Il y a là aussi une question de concurrence et de structuration économique. On risque de voir fleurir des entrepôts, plutôt qu’une activité commerciale. De bonnes vieilles enseignes (par exemple, l’une à 4 lettres comportant le F, le N et le C, et l’autre ayant beaucoup communiqué sur le « contrat de confiance ») risquent fort de n’avoir plus qu’une clientèle résiduelle ou d’être réduites à une fonction de show-room.

Cet avantage fiscal peut également profiter à des opérateurs peu scrupuleux, comme on peut parfois le constater avec le dropshipping, modalité -légale- de vente à distance dans laquelle les commandes se font sur le site internet d’un e-commerçant, lequel transmet la commande directement à un fournisseur… Cette pratique suscite de nombreuses plaintes de consommatrices et consommateurs auprès d’une autre administration de Bercy, la Direction Générale de la Concurrence, de la Consommation et de la Répression des Fraudes (DGCCRF).

Si on nous explique qu’ainsi va le monde moderne et qu’on ne peut lutter contre le sens de l’histoire, c’est, à notre sens, un peu court… En effet, il n’est pas question de tout bloquer ou tout empêcher. Le propos est simplement d’avoir une réponse suffisante en matière de contrôle, face à des enjeux massifs. Ceci suppose une combinaison de trois éléments : des moyens, un cadre juridique et une volonté politique. On se demande si cela ne pêche pas au niveau des trois…

Et voici l’arme absolue que l’on nous oppose : nous sommes dans une situation contrainte par une question de concurrence intra-européenne.

Cette course à être « le moins disant » nous serait imposée, sauf à être distancés dans une course aux importations et aux plus gros « hubs ».

Mais que voilà donc de la « Grande Europe » ! Si on résume : l’Union semble rester cet être au mieux naïf, ouvert à tous les vents (économiques) et, au pire, cynique, déployant des trésors d’énergie à batailler en interne (éventuellement pour certains, avec un rien de complicité avec d’autres puissances du village mondial). Affligeant ?

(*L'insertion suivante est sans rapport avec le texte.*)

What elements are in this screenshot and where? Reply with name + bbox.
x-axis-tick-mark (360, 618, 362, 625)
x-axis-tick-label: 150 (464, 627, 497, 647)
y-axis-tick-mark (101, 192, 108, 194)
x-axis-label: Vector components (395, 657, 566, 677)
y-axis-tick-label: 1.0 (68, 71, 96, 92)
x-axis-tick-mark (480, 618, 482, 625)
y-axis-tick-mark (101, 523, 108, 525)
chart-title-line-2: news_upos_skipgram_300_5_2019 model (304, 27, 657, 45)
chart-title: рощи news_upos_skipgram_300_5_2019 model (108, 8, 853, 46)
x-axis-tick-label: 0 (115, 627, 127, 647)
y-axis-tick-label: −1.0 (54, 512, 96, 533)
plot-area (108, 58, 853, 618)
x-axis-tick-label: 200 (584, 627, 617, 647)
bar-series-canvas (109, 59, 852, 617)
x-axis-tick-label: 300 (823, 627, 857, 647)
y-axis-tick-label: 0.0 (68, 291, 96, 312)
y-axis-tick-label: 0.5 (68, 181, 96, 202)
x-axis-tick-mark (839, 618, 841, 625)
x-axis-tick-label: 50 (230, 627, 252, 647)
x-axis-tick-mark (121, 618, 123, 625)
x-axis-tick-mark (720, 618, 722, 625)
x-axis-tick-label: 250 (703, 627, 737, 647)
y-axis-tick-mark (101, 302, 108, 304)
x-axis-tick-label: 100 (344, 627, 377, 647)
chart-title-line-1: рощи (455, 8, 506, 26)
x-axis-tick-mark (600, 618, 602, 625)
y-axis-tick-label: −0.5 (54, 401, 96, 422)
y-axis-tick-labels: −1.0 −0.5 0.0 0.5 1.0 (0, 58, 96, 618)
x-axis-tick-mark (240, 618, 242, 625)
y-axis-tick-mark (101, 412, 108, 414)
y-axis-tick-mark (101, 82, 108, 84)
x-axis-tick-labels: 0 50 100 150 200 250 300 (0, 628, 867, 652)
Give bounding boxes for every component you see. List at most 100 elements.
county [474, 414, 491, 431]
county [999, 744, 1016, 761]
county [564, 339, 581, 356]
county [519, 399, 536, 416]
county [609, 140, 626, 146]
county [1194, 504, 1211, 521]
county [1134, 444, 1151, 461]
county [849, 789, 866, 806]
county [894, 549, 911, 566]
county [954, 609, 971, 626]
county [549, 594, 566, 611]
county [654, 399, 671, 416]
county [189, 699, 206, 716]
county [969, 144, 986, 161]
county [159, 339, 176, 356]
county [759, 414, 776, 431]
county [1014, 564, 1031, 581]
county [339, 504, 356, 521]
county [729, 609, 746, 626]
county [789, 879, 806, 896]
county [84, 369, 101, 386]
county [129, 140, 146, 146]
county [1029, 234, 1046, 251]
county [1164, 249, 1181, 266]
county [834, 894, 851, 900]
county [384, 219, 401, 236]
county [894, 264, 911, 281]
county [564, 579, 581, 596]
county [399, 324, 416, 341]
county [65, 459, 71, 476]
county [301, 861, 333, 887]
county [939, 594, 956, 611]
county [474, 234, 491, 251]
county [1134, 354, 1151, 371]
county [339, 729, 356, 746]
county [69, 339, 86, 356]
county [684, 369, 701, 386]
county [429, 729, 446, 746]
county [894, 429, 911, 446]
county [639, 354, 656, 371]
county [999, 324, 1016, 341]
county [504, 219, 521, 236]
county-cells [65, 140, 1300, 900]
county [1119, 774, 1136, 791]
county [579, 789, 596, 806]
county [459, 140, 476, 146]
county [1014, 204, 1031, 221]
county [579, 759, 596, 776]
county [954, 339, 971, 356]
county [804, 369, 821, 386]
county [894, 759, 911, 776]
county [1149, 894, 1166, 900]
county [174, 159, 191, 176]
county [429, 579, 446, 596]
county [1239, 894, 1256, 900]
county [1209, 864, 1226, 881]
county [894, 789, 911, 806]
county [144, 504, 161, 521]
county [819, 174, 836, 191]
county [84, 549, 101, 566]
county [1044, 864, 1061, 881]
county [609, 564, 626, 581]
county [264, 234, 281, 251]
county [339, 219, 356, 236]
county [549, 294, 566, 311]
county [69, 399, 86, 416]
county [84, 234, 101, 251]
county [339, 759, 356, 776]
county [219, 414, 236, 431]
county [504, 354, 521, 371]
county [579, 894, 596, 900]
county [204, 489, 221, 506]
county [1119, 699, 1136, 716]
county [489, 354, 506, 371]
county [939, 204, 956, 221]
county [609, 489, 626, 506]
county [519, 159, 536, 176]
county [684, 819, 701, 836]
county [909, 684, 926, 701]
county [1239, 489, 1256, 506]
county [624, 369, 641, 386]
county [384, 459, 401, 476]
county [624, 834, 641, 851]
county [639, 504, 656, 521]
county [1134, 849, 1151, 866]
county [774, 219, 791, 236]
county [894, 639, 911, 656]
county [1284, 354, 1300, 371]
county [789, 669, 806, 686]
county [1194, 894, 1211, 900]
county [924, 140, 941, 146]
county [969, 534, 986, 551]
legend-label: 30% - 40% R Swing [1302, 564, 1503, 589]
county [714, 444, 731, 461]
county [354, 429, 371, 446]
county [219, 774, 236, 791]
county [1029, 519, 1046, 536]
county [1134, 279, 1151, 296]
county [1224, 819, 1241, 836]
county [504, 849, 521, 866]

Mais l’exemple qui nous occupe montre que cette révolution culturelle, nécessaire à Bruxelles, doit aussi être faite à Paris. On pouvait espérer que certains éléments mis en lumière par la crise sanitaire (besoin d'interventionnisme économique et de régulation étatique) soient une leçon sur une politique, dont on se demande quelle est l’issue finale. Peut-être celle du déclassement qui s’amplifierait.

En fait, nous sommes de moins en moins sûrs de cette prise de conscience d’un virage aussi nécessaire que salutaire. Bien au contraire, c’est plutôt le « business (e-business au cas d’espèce) as usual » qui semble prédominer.

Au final, le constat est peut-être celui d’un simple affichage, avec une traduction dans les faits qui semble bien éloignée des discours volontaristes.

D’aucuns risquent de ramasser la mise avec gourmandise… Et là, le mot « capitulation » risque de prendre toute sa dimension, y compris historique.